–by Robin Wall Kimmerer (Nov 22, 2018)
There was a custom in the mid-eighteen hundreds of planting twin trees to celebrate a marriage and the starting of a home. The stance of these two, just ten feet apart, recalls a couple standing together on the porch steps, holding hands. The reach of their shade links the front porch with the barn across the road, creating a shady path of back and forth for that young family.
I realize that those first homesteaders were not the beneficiaries of that shade, at least not as a young couple. They must have meant for their people to stay here. Surely those two were sleeping up on Cemetery Road long before the shade arched across the road. I am living today in the shady future they imagined, drinking sap from trees planted with their wedding vows. They could not have imagined me, many generations later, and yet I live in the gift of their care. Could they have imagined that when my daughter Linden was married, she would choose leaves of maple sugar for the wedding giveaway?

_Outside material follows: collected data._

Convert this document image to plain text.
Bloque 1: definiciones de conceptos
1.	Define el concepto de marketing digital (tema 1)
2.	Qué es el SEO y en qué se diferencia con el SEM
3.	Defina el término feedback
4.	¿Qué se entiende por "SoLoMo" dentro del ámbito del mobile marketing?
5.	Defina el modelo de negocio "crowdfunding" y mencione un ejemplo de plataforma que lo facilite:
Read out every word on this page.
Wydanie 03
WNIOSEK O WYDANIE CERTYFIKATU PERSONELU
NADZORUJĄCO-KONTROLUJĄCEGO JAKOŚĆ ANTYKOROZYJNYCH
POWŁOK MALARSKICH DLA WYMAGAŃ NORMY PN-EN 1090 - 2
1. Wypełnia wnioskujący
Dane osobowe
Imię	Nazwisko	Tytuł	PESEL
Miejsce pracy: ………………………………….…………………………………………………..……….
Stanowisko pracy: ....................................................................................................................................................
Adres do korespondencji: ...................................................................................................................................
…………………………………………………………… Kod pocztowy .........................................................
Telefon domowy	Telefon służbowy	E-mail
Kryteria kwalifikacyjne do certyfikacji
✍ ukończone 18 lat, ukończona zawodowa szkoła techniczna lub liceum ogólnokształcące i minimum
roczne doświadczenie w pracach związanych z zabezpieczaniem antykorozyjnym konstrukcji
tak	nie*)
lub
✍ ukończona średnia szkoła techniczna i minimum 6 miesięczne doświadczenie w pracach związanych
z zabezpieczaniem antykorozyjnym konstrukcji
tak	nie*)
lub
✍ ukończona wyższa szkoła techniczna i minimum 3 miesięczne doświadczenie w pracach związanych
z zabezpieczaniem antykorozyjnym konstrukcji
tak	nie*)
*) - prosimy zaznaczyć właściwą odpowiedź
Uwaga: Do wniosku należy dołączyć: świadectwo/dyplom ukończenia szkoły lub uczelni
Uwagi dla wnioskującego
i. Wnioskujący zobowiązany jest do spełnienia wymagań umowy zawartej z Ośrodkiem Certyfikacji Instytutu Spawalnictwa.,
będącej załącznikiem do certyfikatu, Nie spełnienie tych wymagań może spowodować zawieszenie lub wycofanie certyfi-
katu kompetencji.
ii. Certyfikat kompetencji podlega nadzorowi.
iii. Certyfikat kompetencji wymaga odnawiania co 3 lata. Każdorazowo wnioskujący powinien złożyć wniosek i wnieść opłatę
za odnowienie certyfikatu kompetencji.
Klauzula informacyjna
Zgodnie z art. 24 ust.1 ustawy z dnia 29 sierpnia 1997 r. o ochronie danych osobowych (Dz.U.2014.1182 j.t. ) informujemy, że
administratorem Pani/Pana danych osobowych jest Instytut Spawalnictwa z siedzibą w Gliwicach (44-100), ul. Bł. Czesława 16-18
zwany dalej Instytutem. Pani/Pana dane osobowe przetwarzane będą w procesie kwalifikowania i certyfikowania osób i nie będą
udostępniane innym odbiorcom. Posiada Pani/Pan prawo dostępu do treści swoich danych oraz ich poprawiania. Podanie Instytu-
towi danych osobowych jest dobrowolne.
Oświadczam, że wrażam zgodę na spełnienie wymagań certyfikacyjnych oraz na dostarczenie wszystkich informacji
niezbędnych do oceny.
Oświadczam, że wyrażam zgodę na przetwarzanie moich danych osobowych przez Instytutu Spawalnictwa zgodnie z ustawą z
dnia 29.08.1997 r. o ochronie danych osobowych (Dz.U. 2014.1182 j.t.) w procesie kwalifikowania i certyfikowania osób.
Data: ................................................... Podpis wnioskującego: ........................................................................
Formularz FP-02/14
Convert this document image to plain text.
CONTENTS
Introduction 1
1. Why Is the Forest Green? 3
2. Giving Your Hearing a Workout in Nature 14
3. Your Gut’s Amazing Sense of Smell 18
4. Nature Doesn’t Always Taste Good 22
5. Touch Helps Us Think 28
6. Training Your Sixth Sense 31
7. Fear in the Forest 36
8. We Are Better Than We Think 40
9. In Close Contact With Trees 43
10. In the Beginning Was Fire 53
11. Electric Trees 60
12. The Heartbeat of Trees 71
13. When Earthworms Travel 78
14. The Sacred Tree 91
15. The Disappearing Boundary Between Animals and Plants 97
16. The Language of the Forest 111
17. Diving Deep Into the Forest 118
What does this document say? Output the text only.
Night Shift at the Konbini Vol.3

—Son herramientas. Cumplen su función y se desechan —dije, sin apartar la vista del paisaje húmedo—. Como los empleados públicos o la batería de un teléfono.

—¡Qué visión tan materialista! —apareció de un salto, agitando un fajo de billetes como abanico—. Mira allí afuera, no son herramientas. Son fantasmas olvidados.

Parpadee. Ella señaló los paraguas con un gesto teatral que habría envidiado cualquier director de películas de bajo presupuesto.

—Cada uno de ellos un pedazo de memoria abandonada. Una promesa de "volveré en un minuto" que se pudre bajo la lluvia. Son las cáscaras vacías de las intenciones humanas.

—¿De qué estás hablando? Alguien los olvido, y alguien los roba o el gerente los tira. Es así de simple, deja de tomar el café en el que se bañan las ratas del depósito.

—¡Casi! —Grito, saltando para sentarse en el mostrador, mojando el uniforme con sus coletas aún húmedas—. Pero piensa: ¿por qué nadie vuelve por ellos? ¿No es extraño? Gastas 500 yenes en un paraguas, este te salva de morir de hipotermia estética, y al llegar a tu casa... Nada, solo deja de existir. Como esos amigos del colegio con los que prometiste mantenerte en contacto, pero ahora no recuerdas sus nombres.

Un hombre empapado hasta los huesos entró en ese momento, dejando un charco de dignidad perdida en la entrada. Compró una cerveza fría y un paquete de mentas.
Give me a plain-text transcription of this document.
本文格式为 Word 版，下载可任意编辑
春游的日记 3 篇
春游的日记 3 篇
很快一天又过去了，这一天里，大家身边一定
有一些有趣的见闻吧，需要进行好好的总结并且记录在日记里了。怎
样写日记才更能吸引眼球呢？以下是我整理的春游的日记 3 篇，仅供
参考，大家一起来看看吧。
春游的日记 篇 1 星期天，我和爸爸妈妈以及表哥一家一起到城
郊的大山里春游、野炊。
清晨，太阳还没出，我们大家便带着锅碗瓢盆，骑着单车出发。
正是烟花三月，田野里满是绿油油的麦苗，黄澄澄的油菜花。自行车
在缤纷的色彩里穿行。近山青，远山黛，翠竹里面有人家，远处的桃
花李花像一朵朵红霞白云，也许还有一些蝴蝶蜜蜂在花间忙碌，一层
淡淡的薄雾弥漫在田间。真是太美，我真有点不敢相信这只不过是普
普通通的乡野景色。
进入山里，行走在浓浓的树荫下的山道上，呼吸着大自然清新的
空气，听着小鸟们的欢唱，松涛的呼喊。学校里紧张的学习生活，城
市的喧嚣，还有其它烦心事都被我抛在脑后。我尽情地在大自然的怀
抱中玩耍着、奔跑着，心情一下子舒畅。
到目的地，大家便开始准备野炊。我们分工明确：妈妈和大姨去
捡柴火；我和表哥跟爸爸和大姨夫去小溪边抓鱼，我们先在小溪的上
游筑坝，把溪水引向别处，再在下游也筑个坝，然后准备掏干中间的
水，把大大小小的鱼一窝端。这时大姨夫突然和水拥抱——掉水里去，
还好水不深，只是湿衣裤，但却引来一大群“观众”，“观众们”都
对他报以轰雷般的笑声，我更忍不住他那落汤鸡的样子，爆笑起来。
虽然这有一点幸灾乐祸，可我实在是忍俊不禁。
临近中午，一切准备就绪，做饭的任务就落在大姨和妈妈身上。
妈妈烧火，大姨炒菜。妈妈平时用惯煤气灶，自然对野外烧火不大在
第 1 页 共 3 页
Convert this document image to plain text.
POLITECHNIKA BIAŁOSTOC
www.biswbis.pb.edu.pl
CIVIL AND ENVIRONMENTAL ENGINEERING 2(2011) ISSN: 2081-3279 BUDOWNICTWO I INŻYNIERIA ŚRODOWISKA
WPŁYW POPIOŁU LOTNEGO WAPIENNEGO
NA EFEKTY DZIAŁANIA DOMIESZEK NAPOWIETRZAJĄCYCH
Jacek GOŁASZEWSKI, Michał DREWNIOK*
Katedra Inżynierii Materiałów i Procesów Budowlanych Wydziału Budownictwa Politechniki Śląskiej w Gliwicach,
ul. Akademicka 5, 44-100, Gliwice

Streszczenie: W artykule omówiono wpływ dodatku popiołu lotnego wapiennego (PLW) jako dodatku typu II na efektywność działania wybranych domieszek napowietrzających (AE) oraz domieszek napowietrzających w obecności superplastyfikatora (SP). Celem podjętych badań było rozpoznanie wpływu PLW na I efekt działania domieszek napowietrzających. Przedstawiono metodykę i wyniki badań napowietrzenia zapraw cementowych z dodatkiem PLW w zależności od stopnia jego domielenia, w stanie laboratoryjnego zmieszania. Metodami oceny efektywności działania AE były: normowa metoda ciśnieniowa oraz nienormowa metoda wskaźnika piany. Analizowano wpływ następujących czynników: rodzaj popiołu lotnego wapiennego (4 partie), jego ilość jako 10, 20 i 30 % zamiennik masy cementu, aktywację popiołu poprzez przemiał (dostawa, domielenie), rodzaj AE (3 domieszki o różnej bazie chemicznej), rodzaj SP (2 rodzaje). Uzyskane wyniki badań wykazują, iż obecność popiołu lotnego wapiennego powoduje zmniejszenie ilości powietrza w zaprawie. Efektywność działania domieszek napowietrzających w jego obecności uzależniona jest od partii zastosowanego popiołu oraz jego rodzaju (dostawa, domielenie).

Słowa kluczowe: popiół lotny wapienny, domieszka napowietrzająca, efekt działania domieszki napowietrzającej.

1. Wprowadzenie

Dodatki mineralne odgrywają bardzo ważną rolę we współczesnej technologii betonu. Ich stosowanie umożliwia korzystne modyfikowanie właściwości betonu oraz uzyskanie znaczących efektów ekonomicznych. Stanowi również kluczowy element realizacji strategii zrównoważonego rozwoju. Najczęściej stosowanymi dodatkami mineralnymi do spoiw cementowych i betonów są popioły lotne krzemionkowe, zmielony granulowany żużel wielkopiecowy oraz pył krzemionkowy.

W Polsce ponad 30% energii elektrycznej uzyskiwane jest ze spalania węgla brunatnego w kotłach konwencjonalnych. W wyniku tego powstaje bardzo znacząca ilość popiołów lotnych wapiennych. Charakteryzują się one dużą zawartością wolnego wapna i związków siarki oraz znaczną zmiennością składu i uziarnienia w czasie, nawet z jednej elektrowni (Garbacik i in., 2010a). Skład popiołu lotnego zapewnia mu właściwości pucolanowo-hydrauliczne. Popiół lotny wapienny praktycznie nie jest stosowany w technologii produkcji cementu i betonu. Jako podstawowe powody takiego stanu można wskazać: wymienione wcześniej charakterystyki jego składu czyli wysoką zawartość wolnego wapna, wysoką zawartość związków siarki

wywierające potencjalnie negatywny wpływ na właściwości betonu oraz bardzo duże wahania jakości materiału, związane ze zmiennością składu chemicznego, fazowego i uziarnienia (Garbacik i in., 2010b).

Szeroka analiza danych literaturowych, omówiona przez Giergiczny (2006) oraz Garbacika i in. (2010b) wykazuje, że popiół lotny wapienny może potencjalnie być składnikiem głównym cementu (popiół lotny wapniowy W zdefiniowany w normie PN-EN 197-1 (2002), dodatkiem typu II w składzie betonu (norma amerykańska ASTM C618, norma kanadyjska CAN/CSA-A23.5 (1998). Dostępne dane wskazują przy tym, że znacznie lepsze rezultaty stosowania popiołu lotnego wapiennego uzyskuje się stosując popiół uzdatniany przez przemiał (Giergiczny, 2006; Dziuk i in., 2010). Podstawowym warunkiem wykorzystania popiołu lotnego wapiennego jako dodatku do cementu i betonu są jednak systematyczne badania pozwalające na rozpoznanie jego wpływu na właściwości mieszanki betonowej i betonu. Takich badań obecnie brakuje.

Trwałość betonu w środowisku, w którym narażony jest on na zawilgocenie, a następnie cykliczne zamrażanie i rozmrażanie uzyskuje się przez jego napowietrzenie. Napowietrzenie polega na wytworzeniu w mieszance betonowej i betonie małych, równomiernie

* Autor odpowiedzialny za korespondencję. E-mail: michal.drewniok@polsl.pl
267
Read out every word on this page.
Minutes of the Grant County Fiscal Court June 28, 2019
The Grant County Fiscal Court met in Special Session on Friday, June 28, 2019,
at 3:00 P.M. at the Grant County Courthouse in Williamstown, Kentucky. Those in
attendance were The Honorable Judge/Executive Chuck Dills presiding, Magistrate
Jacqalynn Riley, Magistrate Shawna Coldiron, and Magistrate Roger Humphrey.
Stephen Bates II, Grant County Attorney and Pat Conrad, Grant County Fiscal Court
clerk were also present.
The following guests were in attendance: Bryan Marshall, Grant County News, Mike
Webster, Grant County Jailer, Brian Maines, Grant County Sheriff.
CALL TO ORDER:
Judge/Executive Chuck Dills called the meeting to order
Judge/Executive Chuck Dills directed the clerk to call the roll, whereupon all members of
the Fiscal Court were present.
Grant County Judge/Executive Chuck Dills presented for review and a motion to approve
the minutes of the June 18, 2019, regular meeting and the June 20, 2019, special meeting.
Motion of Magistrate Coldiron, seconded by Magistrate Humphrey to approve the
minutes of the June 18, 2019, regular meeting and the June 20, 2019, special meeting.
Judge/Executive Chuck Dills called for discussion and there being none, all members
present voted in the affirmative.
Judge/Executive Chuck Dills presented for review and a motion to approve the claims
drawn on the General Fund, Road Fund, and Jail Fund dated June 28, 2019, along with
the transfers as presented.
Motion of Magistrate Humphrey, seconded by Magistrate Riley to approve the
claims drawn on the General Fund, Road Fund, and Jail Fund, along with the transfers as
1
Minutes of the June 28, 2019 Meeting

Such a responsibility I have to these people and these trees, left to me, an unknown come to live under the guardianship of the twins, with a bond physical, emotional, and spiritual. I have no way to pay them back. Their gift to me is far greater than I have ability to reciprocate. They’re so huge as to be nearly beyond my care, although I could scatter granules of fertilizer at their feet and turn the hose on them in summer drought. Perhaps all I can do is love them. All I know to do is to leave another gift, for them and for the future, those next unknowns who will live here.